Luego la Transición a través de Juan Carlos fue el objeto de su tesis para obtener el máster de Historia Contemporánea en la Sorbona. En 2013, publicó una extensa biografía sobre el monarca en francés. Se tradujo al español en 2014 y ese año lo entrevistó para un documental que luego emitiría la televisión pública francesa. Hace pocos meses, tras visitar al emérito en Emiratos Árabes, escribió Mi rey caído. Se acaba de traducir al español. Ahora el tema es otro, opuesto: su devoción por el rey emérito. Casi una fe. Es un juego de espejos donde se reflejan ella y su familia, el Rey y una falaz idea de España (“su destino siempre fue una excepción”). Hay muchos pasajes del libro donde se revela el juego, tal vez sin querer. Pocos tan significativos como su visión de Felipe VI. “Es perfecto, demasiado perfecto”. O al regalar al Rey una fotografía, otra, durante su primer encuentro: aparecen Juan Carlos, su padre y el amigo de la familia Jorge Semprún. O al relatar su primera visita al palacio de La Zarzuela, sin poder evitar recordar una acción antifranquista de sus padres en Madrid. “Me atormenta una vocecita en mi interior”.

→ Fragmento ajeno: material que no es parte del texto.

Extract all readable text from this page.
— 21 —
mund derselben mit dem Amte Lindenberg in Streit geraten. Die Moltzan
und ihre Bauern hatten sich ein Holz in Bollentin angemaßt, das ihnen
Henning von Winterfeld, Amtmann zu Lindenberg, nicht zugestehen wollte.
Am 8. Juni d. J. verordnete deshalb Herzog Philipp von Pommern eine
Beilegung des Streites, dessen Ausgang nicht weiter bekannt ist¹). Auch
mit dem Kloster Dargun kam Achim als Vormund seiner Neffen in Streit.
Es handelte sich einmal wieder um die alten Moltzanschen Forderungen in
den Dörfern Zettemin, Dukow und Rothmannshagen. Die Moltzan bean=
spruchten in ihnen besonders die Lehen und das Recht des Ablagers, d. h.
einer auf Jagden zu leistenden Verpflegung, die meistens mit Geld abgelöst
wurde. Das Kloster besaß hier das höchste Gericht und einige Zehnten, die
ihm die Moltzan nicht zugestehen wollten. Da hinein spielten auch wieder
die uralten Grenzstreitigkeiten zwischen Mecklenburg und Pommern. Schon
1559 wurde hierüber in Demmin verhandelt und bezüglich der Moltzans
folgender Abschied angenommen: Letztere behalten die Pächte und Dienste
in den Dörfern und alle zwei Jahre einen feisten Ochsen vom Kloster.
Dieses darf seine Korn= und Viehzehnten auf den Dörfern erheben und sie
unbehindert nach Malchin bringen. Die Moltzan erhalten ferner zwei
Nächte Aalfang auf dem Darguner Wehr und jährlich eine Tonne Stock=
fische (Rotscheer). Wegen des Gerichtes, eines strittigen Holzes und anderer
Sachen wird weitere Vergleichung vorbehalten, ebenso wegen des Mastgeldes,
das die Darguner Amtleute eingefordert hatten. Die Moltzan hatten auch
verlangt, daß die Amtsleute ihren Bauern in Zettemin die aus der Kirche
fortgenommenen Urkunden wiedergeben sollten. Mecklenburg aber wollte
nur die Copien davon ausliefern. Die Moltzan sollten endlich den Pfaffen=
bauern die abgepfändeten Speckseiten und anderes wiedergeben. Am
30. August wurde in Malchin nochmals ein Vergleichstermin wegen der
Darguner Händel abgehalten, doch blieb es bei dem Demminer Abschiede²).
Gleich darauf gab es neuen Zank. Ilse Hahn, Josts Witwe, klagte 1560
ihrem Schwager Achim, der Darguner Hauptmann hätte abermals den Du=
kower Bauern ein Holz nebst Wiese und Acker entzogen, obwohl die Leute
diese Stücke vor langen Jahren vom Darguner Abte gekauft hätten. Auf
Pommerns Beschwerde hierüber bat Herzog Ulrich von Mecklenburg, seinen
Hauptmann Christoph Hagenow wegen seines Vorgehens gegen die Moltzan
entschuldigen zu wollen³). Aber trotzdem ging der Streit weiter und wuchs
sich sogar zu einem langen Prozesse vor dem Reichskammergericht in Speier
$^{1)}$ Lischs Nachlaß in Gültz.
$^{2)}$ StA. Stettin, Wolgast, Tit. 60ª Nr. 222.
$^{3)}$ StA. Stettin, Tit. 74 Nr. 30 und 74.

A lo largo del libro Debray necesita repetirnos un relato providencial sobre el cambio de régimen en el que Juan Carlos actúa como protagonista central. Lo dice él y lo dice ella. Da igual que dicho relato haya sido sustancialmente complejizado por la historiografía más ecuánime o por libros tan honestos como Un rey en la adversidad, de Zarzalejos, o documentalmente tan reveladores como El jefe de los espías, de Fernández-Miranda y Chicote. Ella no quiere modificar su perspectiva. Tal vez porque no pueda. Como si la falta de ejemplaridad del rey emérito pudiese obligarla, otra vez, a la enésima reflexión sobre su propia vida. Como si la revisión crítica de la Transición, que al fin y al cabo creó las condiciones para la fáustica impunidad del Monarca, fuese una amenaza para la estabilidad de su entramado institucional y no una garantía de su fortaleza.